Au pied du mur. Il est six heures du matin sur le boulevard Saint-Germain, dans le 7ème arrondissement de Paris. Un fourgon déverse son chargement d’activistes, parpaings et seaux de ciment dans les bras. En quelques minutes, une quinzaine de militant·es d’Extinction rebellion, du collectif de défense des Jardins d’Aubervilliers et d’autres mouvements de luttes écologistes érigent un mur devant l’entrée du ministère de la Transition écologique avant de se disperser. Sur cet ouvrage de près de deux mètres de haut, le tag suivant : « Ministère fermé, reprenons les terres ».
Les activistes entendent ainsi dénoncer « l’inutilité » d’un ministère auquel elles et ils ne font plus confiance pour protéger les terres de l’artificialisation. « On veut affirmer notre colère après un quinquennat violent et inutile sur le plan écologique », soutient auprès de Vert Elicha, membre d’Extinction rebellion.
Par cette action éclair, les militant·es apportent aussi leur pierre à la journée de mobilisation nationale organisée ce mardi. « Au lendemain de la présidentielle, on veut montrer que c’est par le local qu’on peut reprendre le pouvoir. Nous n’attendons rien du gouvernement, on sait que ce sont nos mobilisations qui font avancer les choses », argue Léna Lazare, chargée de mobilisation à Terres de luttes, auprès de Vert.
Blocage d’une ferme-usine dans le Tarn, comptage de camions dans le Bas-Rhin, simulation du procès de « l’élevage industriel » dans les Côtes‑d’Armor, plantation de semis sur le terrain d’une future prison dans le Vaucluse… Au total, une trentaine d’actions ont été menées dans toute la France au cours de la journée.
Sur le plateau de Saclay, dans l’Essonne, la Coordination Île-de-France des luttes locales — qui réunit de nombreux mouvements tels que le Collectif contre la ligne 18, l’Union des associations de sauvegarde du Plateau de Saclay, les Jardins à défendre d’Aubervilliers ou encore Stop Val Béton — a organisé une grande marche funèbre le long des chantiers de la future ligne 18 du métro parisien.
« Scène de crime à Saclay »
Une centaine de manifestant·es se sont retrouvé·es à Palaiseau pour inspecter la « scène de crime » née de la bétonisation du plateau de Saclay.
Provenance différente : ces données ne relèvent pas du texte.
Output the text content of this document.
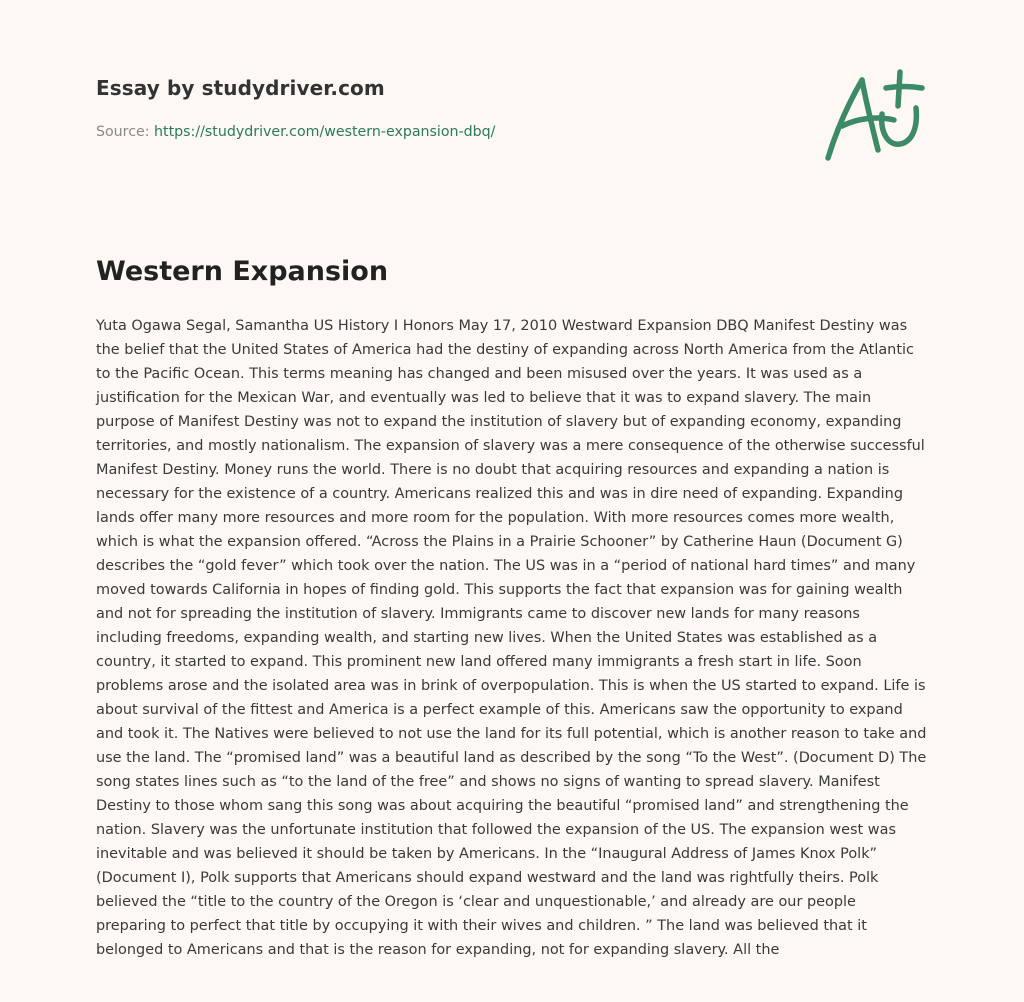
Essay by studydriver.com
Source: https://studydriver.com/western-expansion-dbq/
Western Expansion

Yuta Ogawa Segal, Samantha US History I Honors May 17, 2010 Westward Expansion DBQ Manifest Destiny was the belief that the United States of America had the destiny of expanding across North America from the Atlantic to the Pacific Ocean. This terms meaning has changed and been misused over the years. It was used as a justification for the Mexican War, and eventually was led to believe that it was to expand slavery. The main purpose of Manifest Destiny was not to expand the institution of slavery but of expanding economy, expanding territories, and mostly nationalism. The expansion of slavery was a mere consequence of the otherwise successful Manifest Destiny. Money runs the world. There is no doubt that acquiring resources and expanding a nation is necessary for the existence of a country. Americans realized this and was in dire need of expanding. Expanding lands offer many more resources and more room for the population. With more resources comes more wealth, which is what the expansion offered. “Across the Plains in a Prairie Schooner” by Catherine Haun (Document G) describes the “gold fever” which took over the nation. The US was in a “period of national hard times” and many moved towards California in hopes of finding gold. This supports the fact that expansion was for gaining wealth and not for spreading the institution of slavery. Immigrants came to discover new lands for many reasons including freedoms, expanding wealth, and starting new lives. When the United States was established as a country, it started to expand. This prominent new land offered many immigrants a fresh start in life. Soon problems arose and the isolated area was in brink of overpopulation. This is when the US started to expand. Life is about survival of the fittest and America is a perfect example of this. Americans saw the opportunity to expand and took it. The Natives were believed to not use the land for its full potential, which is another reason to take and use the land. The “promised land” was a beautiful land as described by the song “To the West”. (Document D) The song states lines such as “to the land of the free” and shows no signs of wanting to spread slavery. Manifest Destiny to those whom sang this song was about acquiring the beautiful “promised land” and strengthening the nation. Slavery was the unfortunate institution that followed the expansion of the US. The expansion west was inevitable and was believed it should be taken by Americans. In the “Inaugural Address of James Knox Polk” (Document I), Polk supports that Americans should expand westward and the land was rightfully theirs. Polk believed the “title to the country of the Oregon is ‘clear and unquestionable,’ and already are our people preparing to perfect that title by occupying it with their wives and children. ” The land was believed that it belonged to Americans and that is the reason for expanding, not for expanding slavery. All the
Parmi les actions théâtrales organisées pour sensibiliser le public, une mésange géante a rendu visite aux employé·es d’un tunnelier du futur métro aux notes de la Marche funèbre, puis s’est tenu un die-in (action qui consiste à se coucher pendant plusieurs minutes pour simuler la mort) pour symboliser l’effondrement du vivant.
Situées à une vingtaine de kilomètres de Paris, les terres de Saclay sont réputées pour leur fertilité exceptionnelle, qui permet de les cultiver sans utiliser trop d’eau. « Et quand ces sols sont artificialisés, c’est la catastrophe, car l’eau qui devrait rester stockée dans cette terre limoneuse et argileuse s’écoule dans les vallées et génère de graves inondations, déplore Fabienne Merola, ancienne chercheuse à l’université Paris-Saclay à la manœuvre dans l’organisation de cette marche funèbre. Et ça, c’est une conséquence directe de l’artificialisation des sols ».
Présentes à la manifestation, Martine et Marie-Paule fustigent le développement de projets surdimensionnés au détriment des terres nourricières qui les entourent. Toutes deux membres d’une Amap (association pour le maintien d’une agriculture paysanne) sur le plateau de Saclay, elles évoquent un maillage territorial très dynamique avec de plus en plus de circuits courts entre les habitant·es. « Tout ça va disparaître si la ligne 18 éventre le plateau, et ça va faciliter l’urbanisation », souffle à Vert Marie-Paule.
Plusieurs membres du Collectif pour le triangle de Gonesse ont fait le déplacement depuis le Val d’Oise pour soutenir la mobilisation sur le plateau de Saclay. « C’est la solidarité qui nous permet d’avancer. Et surtout, on apprend les uns des autres dans les luttes locales, indique Bernard Loup, président du collectif et militant depuis 1995, en tête de cortège. Avec, en arrière-fond, le bruit incessant des machines de chantier de la future ligne 18. « On ne tient pas sans les autres ».